International prices of oil and domestic ones
Sunday, 14 December 2008
High procurement costs in international markets are often cited as one of the major reasons for rising prices of commodities sold in local markets when the global markets remain overheated. But free market principles do also in no way justify prices of goods at artificially inflated levels when there is a decrease of such prices in the international markets. But this is found to be the case, more often than not, in Bangladesh. Thus, the domestic inflationary situation has now changed not much, though most commodities in the global markets have declined in prices. Time-lag factor for the domestic price-level to reflect the prevailing global commodity prices is understandable. But this time-period does not end in Bangladesh. Moreover, we hardly find the same time-lag factor working when global high prices 'trigger off' domestic inflationary pressures almost immediately. Something is somewhere wrong with our markets or, at least, the way they function.
In this backdrop, the government can take the lead in removing the causes of market imperfections and set the example about proper domestic market response, though policy measures, to the global price situation. The price of fuel oils may be cited here. The prices of the same are fixed by the government because importing and distribution of these oils are entirely government-managed operations.

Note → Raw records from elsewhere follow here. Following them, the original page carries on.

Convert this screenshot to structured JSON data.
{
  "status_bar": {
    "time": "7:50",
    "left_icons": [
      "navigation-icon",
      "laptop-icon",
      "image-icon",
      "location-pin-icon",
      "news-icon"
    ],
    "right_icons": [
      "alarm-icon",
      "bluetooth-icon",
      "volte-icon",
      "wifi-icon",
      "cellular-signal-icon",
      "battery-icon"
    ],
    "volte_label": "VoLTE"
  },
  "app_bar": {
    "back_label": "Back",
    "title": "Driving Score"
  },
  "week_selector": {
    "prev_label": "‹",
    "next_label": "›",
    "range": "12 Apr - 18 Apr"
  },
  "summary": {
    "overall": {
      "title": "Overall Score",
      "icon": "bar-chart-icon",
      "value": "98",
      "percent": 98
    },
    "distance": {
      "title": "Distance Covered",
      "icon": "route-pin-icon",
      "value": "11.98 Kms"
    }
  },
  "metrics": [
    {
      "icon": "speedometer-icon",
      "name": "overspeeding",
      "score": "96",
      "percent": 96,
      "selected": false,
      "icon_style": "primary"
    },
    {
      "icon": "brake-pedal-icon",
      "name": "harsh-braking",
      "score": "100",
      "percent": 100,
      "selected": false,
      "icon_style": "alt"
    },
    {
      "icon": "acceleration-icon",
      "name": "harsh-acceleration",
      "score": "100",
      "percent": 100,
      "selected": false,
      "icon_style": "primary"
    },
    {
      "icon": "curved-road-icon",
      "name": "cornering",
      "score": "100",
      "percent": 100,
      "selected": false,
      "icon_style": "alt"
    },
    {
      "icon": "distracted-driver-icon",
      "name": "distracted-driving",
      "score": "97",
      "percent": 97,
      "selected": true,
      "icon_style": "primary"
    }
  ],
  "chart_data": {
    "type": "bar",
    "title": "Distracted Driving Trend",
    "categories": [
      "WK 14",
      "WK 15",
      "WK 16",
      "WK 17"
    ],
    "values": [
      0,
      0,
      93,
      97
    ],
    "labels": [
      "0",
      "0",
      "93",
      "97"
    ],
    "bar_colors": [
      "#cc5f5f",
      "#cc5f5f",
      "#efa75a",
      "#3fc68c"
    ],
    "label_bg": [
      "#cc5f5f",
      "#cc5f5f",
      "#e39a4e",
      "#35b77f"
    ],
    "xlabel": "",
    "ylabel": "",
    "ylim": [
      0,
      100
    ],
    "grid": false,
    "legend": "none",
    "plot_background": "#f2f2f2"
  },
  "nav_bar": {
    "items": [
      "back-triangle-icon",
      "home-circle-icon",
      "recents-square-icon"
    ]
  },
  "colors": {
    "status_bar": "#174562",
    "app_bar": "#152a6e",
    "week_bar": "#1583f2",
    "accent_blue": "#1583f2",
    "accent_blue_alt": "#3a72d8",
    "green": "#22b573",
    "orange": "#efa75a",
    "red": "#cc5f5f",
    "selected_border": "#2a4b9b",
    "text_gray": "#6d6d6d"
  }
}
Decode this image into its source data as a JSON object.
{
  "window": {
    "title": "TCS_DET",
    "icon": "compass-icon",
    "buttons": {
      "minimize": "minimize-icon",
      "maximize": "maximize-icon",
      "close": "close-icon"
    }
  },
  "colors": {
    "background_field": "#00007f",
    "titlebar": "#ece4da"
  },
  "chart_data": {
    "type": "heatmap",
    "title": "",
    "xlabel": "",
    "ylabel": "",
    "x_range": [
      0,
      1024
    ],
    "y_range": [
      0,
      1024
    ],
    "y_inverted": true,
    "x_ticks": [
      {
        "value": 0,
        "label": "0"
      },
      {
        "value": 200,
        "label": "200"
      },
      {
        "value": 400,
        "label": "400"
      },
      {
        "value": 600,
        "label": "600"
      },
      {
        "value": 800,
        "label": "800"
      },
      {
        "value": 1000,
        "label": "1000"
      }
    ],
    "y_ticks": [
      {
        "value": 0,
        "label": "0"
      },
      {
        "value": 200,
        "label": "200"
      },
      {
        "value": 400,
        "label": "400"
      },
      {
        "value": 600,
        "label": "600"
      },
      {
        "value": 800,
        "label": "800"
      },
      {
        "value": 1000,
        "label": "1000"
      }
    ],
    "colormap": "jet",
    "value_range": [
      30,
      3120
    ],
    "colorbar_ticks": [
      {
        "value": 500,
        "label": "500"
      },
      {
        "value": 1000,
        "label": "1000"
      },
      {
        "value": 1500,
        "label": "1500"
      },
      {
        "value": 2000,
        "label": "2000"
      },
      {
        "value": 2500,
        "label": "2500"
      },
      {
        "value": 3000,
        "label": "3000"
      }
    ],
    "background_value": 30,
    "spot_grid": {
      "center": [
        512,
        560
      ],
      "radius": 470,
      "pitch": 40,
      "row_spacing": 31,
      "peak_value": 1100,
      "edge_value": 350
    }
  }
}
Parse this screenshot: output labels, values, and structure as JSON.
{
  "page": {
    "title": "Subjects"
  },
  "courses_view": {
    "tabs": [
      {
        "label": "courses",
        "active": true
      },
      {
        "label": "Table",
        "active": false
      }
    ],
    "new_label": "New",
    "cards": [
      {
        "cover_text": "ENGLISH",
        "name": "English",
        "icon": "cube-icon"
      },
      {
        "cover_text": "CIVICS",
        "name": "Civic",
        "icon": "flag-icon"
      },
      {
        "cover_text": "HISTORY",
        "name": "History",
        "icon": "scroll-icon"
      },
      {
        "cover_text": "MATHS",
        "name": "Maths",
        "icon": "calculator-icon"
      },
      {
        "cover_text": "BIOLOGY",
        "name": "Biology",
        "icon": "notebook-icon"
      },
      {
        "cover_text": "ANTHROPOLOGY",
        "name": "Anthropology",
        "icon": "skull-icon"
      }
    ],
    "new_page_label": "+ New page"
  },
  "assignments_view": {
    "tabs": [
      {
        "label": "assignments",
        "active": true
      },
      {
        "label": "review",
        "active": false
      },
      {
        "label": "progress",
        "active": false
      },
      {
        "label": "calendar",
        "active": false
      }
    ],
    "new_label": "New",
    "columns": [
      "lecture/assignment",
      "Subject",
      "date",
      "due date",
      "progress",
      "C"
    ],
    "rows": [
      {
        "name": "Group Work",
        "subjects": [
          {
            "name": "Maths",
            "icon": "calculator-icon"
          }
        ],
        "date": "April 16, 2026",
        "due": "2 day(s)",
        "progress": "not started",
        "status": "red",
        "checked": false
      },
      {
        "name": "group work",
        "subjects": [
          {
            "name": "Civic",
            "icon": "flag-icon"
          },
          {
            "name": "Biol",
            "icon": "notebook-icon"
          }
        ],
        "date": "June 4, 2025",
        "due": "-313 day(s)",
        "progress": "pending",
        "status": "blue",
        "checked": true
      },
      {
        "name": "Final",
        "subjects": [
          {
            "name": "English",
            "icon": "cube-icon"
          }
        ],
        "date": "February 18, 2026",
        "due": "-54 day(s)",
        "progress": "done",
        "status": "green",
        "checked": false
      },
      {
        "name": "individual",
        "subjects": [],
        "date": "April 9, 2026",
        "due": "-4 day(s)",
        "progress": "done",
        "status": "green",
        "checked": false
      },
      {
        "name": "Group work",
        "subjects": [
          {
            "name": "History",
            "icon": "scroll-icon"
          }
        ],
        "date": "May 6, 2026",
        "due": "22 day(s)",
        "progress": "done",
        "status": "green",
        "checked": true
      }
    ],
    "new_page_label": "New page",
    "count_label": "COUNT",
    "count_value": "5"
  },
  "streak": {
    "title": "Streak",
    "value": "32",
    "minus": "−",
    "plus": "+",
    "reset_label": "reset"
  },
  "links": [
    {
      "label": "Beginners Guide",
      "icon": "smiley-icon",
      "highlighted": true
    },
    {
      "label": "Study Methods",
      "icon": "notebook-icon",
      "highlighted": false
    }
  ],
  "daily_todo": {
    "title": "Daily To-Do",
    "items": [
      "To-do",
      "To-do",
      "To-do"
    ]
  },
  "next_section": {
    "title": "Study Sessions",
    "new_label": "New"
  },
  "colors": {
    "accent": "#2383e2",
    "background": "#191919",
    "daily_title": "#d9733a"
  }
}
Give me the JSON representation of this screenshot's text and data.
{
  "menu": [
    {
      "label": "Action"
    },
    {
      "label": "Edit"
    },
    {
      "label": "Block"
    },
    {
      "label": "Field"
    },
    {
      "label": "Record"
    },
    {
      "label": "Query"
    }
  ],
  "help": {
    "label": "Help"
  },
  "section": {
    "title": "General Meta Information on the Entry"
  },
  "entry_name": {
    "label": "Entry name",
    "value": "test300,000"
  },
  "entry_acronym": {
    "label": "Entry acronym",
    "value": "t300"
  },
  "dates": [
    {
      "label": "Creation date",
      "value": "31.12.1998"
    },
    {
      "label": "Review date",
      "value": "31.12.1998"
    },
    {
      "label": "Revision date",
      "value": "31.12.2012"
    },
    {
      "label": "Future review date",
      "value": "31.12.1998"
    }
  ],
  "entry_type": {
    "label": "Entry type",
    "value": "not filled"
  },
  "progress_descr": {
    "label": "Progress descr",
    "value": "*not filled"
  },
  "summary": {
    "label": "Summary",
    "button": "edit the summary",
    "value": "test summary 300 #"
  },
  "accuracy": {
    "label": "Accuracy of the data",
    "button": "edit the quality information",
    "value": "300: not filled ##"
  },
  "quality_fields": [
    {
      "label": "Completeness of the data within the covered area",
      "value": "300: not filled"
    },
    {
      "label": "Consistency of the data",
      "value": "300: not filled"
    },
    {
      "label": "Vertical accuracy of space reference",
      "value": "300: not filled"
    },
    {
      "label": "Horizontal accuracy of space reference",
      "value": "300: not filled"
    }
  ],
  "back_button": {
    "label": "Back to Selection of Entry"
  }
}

Government adjusted upward fuel oil prices several times over the recent years and the last such upward revision was a particularly big one -- some 40 per cent rise in prices on average across the board. Thus, the per litre price of octane leapt up to Taka 90 per litre from Taka 67. The prices of diesel and kerosene also recorded a substantial rise. Following that, there has been some downward adjustment in administered prices of fuels, in one occasion, following the recent decline in the prices thereof in the global market. But such an adjustment has not been matching the drop of oil prices in the global market. International oil prices have, meanwhile, dropped sharply again but downward adjustments in local administered oil prices are still awaited. Some more time will be required for the government to act upon. This is not welcome.
Large amounts of subsidies that the government has to bear for importing the fuel when prices escalate in international markets is the main reason for upping of the fuel oil prices. But when such subsidies are not required for reasons of decline in fuel import prices, the rationale for keeping the administered prices at much higher the imported costs is obviously weakened. The government should then effectively cut such administered prices. In this context, a token downward readjustment of fuel oil prices in the local markets following a drastic drop in global oil prices, should not befool anyone.
Since the time of last downward adjustment of domestic fuel prices, the price of oil has slid to much below $50 a barrel, amid the prospect of a further slide. But the government in Bangladesh is not passing the benefit of this unprecedented decline in fuel oil prices to the Bangladeshi consumers. The special assistant to the Chief Adviser (CA) on energy has tentatively disclosed that another slashing of the oil price is being considered. But will such a decision be shelved on the plea of the election and be left to a new elected government? But that would be too long. Government must decrease oil price now and, to do justice, reduce it by a substantial margin, say, by 30 or 40 per cent.
Mahmud Rashid
Kakrail, Dhaka
In this backdrop, the government can take the lead in removing the causes of market imperfections and set the example about proper domestic market response, though policy measures, to the global price situation. The price of fuel oils may be cited here. The prices of the same are fixed by the government because importing and distribution of these oils are entirely government-managed operations.
Government adjusted upward fuel oil prices several times over the recent years and the last such upward revision was a particularly big one -- some 40 per cent rise in prices on average across the board. Thus, the per litre price of octane leapt up to Taka 90 per litre from Taka 67. The prices of diesel and kerosene also recorded a substantial rise. Following that, there has been some downward adjustment in administered prices of fuels, in one occasion, following the recent decline in the prices thereof in the global market. But such an adjustment has not been matching the drop of oil prices in the global market. International oil prices have, meanwhile, dropped sharply again but downward adjustments in local administered oil prices are still awaited. Some more time will be required for the government to act upon. This is not welcome.
Large amounts of subsidies that the government has to bear for importing the fuel when prices escalate in international markets is the main reason for upping of the fuel oil prices. But when such subsidies are not required for reasons of decline in fuel import prices, the rationale for keeping the administered prices at much higher the imported costs is obviously weakened. The government should then effectively cut such administered prices. In this context, a token downward readjustment of fuel oil prices in the local markets following a drastic drop in global oil prices, should not befool anyone.
Since the time of last downward adjustment of domestic fuel prices, the price of oil has slid to much below $50 a barrel, amid the prospect of a further slide. But the government in Bangladesh is not passing the benefit of this unprecedented decline in fuel oil prices to the Bangladeshi consumers. The special assistant to the Chief Adviser (CA) on energy has tentatively disclosed that another slashing of the oil price is being considered. But will such a decision be shelved on the plea of the election and be left to a new elected government? But that would be too long. Government must decrease oil price now and, to do justice, reduce it by a substantial margin, say, by 30 or 40 per cent.